V. I.   Lenin



Published: First published in 1964 in Collected Works, Fifth (Russian) Ed., Vol. 47. Sent from Paris to Davos. Printed from the original.
Source: Lenin Collected Works, Progress Publishers, [1977], Moscow, Volume 43, pages 206b-208a.
Translated: Martin Parker and Bernard Isaacs
Transcription\Markup: R. Cymbala
Public Domain: Lenin Internet Archive (2005). You may freely copy, distribute, display and perform this work; as well as make derivative and commercial works. Please credit “Marxists Internet Archive” as your source.README

4/V. 09

Dear Friend,

I received your letter and I protest vehemently. Granted we made a mistake with regard to Pokrovsky (I am prepared   to admit it and to take the blame wholly upon my self, for it was I who persuaded Grigory), but for you to leave because of that would be the height of absurdity. The Pokrovsky affair cannot be helped now. There’s no point in calling out Meshkovsky before Vlasov and the regional delegates (Shchur is safe and he vouches that from Moscow no otzovist will get in, Lyadov and Alexinsky...[1] —he’s on Capri at the present time—won’t get in either. From Petrograd, they say, there will be an anti-otzovist). Now the thing to do is to wait for the B.C. plenary meeting. Otherwise the squabble will grow—and after all we have stopped it. There is no doubt that at a meeting with Pokrovsky present Bogdanov would have produced a dozen new grievances and involved Pokrovsky in them, now there has been only one. And this was inevitable: don’t exaggerate, please! The “resentment” of Nikitich and Lyadov and Pokrovsky, yesterday’s neutrals, is not accidental, it is inevitable; the thing has been festering, and now the boil is beginning to burst, and it is not always possible to keep one’s temper with this stinking squabble going on all around.
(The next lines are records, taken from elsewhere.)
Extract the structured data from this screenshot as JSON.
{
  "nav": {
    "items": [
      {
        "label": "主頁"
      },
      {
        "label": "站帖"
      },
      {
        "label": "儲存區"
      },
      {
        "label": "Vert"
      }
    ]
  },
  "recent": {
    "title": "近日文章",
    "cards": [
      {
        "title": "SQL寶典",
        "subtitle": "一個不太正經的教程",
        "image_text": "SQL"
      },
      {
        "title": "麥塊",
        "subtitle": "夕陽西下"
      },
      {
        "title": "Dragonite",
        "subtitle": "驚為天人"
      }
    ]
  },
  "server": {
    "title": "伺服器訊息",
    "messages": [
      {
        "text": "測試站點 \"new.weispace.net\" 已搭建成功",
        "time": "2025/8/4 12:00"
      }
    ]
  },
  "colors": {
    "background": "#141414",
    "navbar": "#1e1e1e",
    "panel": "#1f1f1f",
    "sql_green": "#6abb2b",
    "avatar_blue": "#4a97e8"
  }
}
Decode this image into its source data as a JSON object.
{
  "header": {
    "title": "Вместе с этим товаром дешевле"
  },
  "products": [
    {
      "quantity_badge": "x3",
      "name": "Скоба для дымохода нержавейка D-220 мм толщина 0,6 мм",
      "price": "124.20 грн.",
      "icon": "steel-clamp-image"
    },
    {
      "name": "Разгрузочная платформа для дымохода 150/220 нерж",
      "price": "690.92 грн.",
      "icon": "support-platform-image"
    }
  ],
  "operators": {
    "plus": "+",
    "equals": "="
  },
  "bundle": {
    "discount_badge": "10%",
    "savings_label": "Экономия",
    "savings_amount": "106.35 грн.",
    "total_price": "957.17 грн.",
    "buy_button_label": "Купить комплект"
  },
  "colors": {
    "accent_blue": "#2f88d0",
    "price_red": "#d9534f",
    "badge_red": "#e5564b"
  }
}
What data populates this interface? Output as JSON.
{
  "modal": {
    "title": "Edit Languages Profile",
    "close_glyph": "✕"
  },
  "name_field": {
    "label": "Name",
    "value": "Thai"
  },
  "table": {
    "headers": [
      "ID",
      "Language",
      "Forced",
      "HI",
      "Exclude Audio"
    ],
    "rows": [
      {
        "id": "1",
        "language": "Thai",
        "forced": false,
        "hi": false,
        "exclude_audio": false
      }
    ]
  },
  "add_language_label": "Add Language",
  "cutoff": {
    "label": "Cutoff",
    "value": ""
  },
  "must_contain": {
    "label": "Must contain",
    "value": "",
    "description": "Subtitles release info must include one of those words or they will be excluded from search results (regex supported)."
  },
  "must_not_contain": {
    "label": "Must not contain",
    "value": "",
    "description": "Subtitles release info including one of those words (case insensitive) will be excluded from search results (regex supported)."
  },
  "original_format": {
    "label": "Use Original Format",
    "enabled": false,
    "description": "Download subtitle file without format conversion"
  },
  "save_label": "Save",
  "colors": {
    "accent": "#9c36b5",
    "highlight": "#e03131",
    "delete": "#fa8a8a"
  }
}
But for you to go would be madness. We will endure it here for another month, without making matters worse, you may rest assured. For you to wear out your nerves (and Paris is extremely nerve-racking) before the meeting would be the height of absurdity.

I protest a thousand times; you must stay in the sanatorium until the plenary meeting. To economise 200–300 francs is foolish. If you stay in the sanatorium we shall have at least one man at the plenary meeting with strong nerves, one man not involved in petty squabbles (here you will be dragged in, even if you were a Solomon). If you leave, you will augment the number of those with frayed nerves, without benefit to the cause.

I protest most vigorously: on no account leave, be sure to stay in the sanatorium right until the plenary meeting.

No news from Vlasov yet. Must be patient. There was a letter from Lindov: he agrees in principle to come within one or two months. That will be just right. Orlovsky hasn’t   replied. In exactly a month from now we shall all be assembled and then we shall see. In the meantime get well properly and you, at least, keep calm, for heaven’s sake.

Received a letter today, dated April 18, saying that my book is ready.[2] At last! The delay irritated me more than anything else. By April 25–26, old style, they promise to deliver it here.

Best regards,


[1] One word illegible.—Ed.

[2] Materialism and Empirio-Criticism (see present edition, Vol. 14).—Ed.